The other piece of Manzi's argument that the Obama administration and the Democratic Congress is steering the country toward a European-style quasi-socialist state is the interventions in the finance and automotive sectors. Again, I think you can take issue with the policy choices, and you can argue that the motivations were political--the direct and indirect consequences of standing idly by while GM and Chrysler died might have been unbearable for the Democrats--but putting it on ideology just seems flat wrong to me given Obama's innate operational conservatism, not to mention the administration's decision not to nationalize the banks when it probably could have early last year.

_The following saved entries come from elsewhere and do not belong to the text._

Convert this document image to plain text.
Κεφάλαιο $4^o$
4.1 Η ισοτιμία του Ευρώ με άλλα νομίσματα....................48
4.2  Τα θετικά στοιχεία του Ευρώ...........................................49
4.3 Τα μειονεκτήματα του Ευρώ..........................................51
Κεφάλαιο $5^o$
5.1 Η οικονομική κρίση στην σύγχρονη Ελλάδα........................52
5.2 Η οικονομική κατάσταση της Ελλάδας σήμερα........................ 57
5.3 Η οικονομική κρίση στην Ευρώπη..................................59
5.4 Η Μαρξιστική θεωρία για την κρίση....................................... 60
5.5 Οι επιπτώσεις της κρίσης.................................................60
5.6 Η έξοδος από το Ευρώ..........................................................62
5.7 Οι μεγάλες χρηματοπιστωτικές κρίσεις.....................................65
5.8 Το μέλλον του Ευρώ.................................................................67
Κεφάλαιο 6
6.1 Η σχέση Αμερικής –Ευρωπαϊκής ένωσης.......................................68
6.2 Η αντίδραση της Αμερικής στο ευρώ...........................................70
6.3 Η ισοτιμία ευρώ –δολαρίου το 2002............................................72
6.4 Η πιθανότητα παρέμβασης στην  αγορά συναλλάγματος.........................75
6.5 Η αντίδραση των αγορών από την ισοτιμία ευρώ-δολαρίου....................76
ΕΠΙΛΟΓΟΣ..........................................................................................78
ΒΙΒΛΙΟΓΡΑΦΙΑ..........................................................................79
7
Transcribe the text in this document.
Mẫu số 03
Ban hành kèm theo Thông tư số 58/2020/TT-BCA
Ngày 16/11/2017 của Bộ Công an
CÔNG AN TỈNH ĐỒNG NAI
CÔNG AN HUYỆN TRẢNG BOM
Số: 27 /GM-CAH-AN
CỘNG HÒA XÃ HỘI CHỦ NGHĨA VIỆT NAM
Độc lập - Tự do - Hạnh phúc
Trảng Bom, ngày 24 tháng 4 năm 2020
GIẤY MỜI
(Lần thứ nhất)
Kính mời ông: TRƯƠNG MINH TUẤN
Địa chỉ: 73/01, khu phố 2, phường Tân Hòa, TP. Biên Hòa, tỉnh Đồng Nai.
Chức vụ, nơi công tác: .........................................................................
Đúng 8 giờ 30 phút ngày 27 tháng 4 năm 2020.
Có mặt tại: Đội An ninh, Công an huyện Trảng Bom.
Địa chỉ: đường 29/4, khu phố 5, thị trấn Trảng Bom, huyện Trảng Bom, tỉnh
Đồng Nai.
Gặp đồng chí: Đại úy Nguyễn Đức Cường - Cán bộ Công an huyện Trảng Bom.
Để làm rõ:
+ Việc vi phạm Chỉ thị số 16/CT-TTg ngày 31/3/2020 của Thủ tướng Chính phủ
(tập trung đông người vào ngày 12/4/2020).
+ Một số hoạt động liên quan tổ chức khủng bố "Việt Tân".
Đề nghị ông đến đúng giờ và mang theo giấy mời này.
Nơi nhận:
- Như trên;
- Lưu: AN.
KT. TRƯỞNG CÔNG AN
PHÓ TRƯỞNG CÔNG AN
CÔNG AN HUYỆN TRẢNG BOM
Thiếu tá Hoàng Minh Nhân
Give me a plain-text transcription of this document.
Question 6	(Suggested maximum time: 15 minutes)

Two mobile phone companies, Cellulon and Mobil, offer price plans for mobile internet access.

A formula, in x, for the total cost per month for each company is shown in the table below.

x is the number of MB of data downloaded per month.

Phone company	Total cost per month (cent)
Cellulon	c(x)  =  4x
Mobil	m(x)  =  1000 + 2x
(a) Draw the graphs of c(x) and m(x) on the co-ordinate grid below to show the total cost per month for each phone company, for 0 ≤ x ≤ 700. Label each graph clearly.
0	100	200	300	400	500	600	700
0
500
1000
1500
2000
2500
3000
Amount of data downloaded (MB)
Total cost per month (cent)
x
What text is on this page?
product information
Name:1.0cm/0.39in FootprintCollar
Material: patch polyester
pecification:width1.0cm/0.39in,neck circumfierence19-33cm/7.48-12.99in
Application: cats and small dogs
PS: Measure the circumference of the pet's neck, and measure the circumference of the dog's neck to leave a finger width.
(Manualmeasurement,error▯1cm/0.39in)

One problem with a "tour d'horizon" (as Douthat somewhat douchily calls it) such as Manzi's is that when you throw so many points into the mix, the good ones can get lost. So it is here: with some big exceptions--notably his call to avoid "a government takeover of health insurance" (which we did, probably to a fault)--I can at least sort of get behind most of Manzi's suggested agenda going forward. Financial regulation to "contain busts" that would eliminate the current moral hazard problem? Sign me up. Likewise the notion to "reconceptualize immigration as recruiting." He really nails this: "It is hard to imagine a more damaging way to expose the fault lines of America's political economy: We have chosen a strategy that provides low-wage gardeners and nannies for the elite, low-cost home improvement and fresh produce for the middle class, and fierce wage competition for the working class." This is fairly brave for a conservative, though perhaps less coming from a Manhattan Institute fellow than, say, a state senator from somewhere in the southwest.
Even his call to "deregulate public schools" is pretty defensible. I find this tough to argue with, for instance:
In a nation where about 40% of births occur outside of wedlock, many children will be left behind. Nonetheless, schools remain one of our primary policy instruments for enhancing both social mobility and our competitive position. They are essential to the task of balancing innovation and cohesion. To function effectively, though, America's schools need to be improved dramatically. Our basic model of public schooling — accepting raw material in the form of five-year-olds, and then adding value through a series of processing steps to produce educated graduates 12 (or more) years later — reflects the vision of the old industrial economy. This worked well in an earlier era, but improvements that might have kept this model up to date have been stalled for decades. We now need a new vision for schools that looks a lot more like Silicon Valley than Detroit: decentralized, entrepreneurial, and flexible.
His call for "a market in which funding follows students, and far broader discretion is permitted to those who actually teach and manage in our schools" is something you're about as likely to hear from very liberal activists as well as conservative think-tank types. Of course, the impact of any educational reform is ultimately limited by how bought in the parents prove to be--which takes us full circle to the point about cohesion at the family and community levels.
It's a mixed bag overall. But these days there are so few attempts from the right to think seriously about the problems we face as a nation and as a society that it seems worthwhile to grapple in good faith with thoughtful pieces such as this one.